Department of Cardiology and Pulmonary Medicine, Georg August University of Goettingen, Germany.
Cardiovasc Res. 2012 Jan 1;93(1):170-80. doi: 10.1093/cvr/cvr275. Epub 2011 Nov 6.
Bone marrow (BM) progenitors participate in new vessel formation and endothelial repair.
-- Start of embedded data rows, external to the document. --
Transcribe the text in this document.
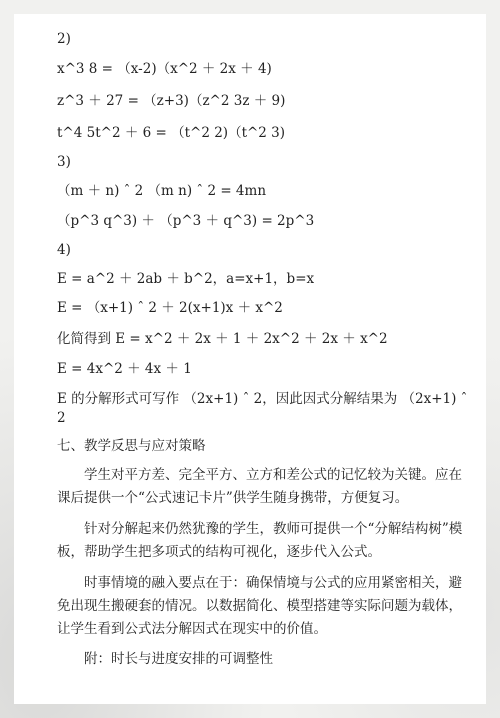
2)
x^3 8 = （x-2)（x^2 ＋ 2x ＋ 4)
z^3 ＋ 27 = （z+3)（z^2 3z ＋ 9)
t^4 5t^2 ＋ 6 = （t^2 2)（t^2 3)
3)
（m ＋ n) ˆ 2 （m n) ˆ 2 = 4mn
（p^3 q^3) ＋ （p^3 ＋ q^3) = 2p^3
4)
E = a^2 ＋ 2ab ＋ b^2，a=x+1，b=x
E = （x+1) ˆ 2 ＋ 2(x+1)x ＋ x^2
化简得到 E = x^2 ＋ 2x ＋ 1 ＋ 2x^2 ＋ 2x ＋ x^2
E = 4x^2 ＋ 4x ＋ 1
E 的分解形式可写作 （2x+1) ˆ 2，因此因式分解结果为 （2x+1) ˆ
2
七、教学反思与应对策略
学生对平方差、完全平方、立方和差公式的记忆较为关键。应在课后提供一个“公式速记卡片”供学生随身携带，方便复习。
针对分解起来仍然犹豫的学生，教师可提供一个“分解结构树”模板，帮助学生把多项式的结构可视化，逐步代入公式。
时事情境的融入要点在于：确保情境与公式的应用紧密相关，避免出现生搬硬套的情况。以数据简化、模型搭建等实际问题为载体，让学生看到公式法分解因式在现实中的价值。
附：时长与进度安排的可调整性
The leptin receptor (ObR) is expressed on hematopoietic cells; however, the effects of leptin on BM progenitor cells and their angiogenic potential are unknown.
In the present study, we show that the short-term administration of leptin (over five consecutive days) into wild-type mice increased the number of circulating, BM-derived sca-1(+), flk-1(+) vascular progenitors, 95 ± 1.7% of which also expressed ObR. Ex vivo stimulation of BM cells with leptin enhanced the expression of NADPH oxidase isoform 2 (NOX2), and the leptin-induced increase in reactive oxygen species production, matrix metalloproteinase-9 (MMP9) expression and circulating soluble KitL levels was absent in mice lacking NOX2. Furthermore, intraperitoneal injections of leptin improved perfusion and increased the number of BM-derived, CD31-positive endothelial cells in ischaemic hindlimbs after femoral artery ligation. The effects of leptin on the mobilization of sca-1(+), flk-1(+) cells and neovascularization were abolished in mice transplanted with BM from ObR-deficient and in NOX2(-/-) mice.
Our findings suggest that the angiogenic effects of leptin involve sca-1(+), flk-1(+) vascular progenitor cells mobilized from the BM in response to ObR-mediated activation of NOX2, increased MMP9 expression, and sKitL release.
骨髓(BM)祖细胞参与新血管形成和内皮修复。瘦素受体(ObR)在造血细胞上表达;然而,瘦素对 BM 祖细胞及其血管生成潜能的影响尚不清楚。
在本研究中,我们表明,瘦素(连续五天)的短期给药增加了循环中的、BM 来源的 sca-1(+)、flk-1(+)血管祖细胞的数量,其中 95±1.7%也表达 ObR。瘦素对 BM 细胞的体外刺激增强了 NADPH 氧化酶同工型 2(NOX2)的表达,并且瘦素诱导的活性氧物质产生、基质金属蛋白酶-9(MMP9)表达和循环可溶性 KitL 水平的增加在缺乏 NOX2 的小鼠中不存在。此外,瘦素的腹腔内注射改善了灌注,并增加了股动脉结扎后缺血后肢中 BM 来源的、CD31 阳性的内皮细胞的数量。ObR 缺陷小鼠和 NOX2(-/-)小鼠的 BM 移植消除了瘦素对 sca-1(+)、flk-1(+)细胞动员和新生血管形成的作用。
我们的研究结果表明,瘦素的血管生成作用涉及到 ObR 介导的 NOX2 激活后从 BM 动员的 sca-1(+)、flk-1(+)血管祖细胞,增加 MMP9 表达和 sKitL 释放。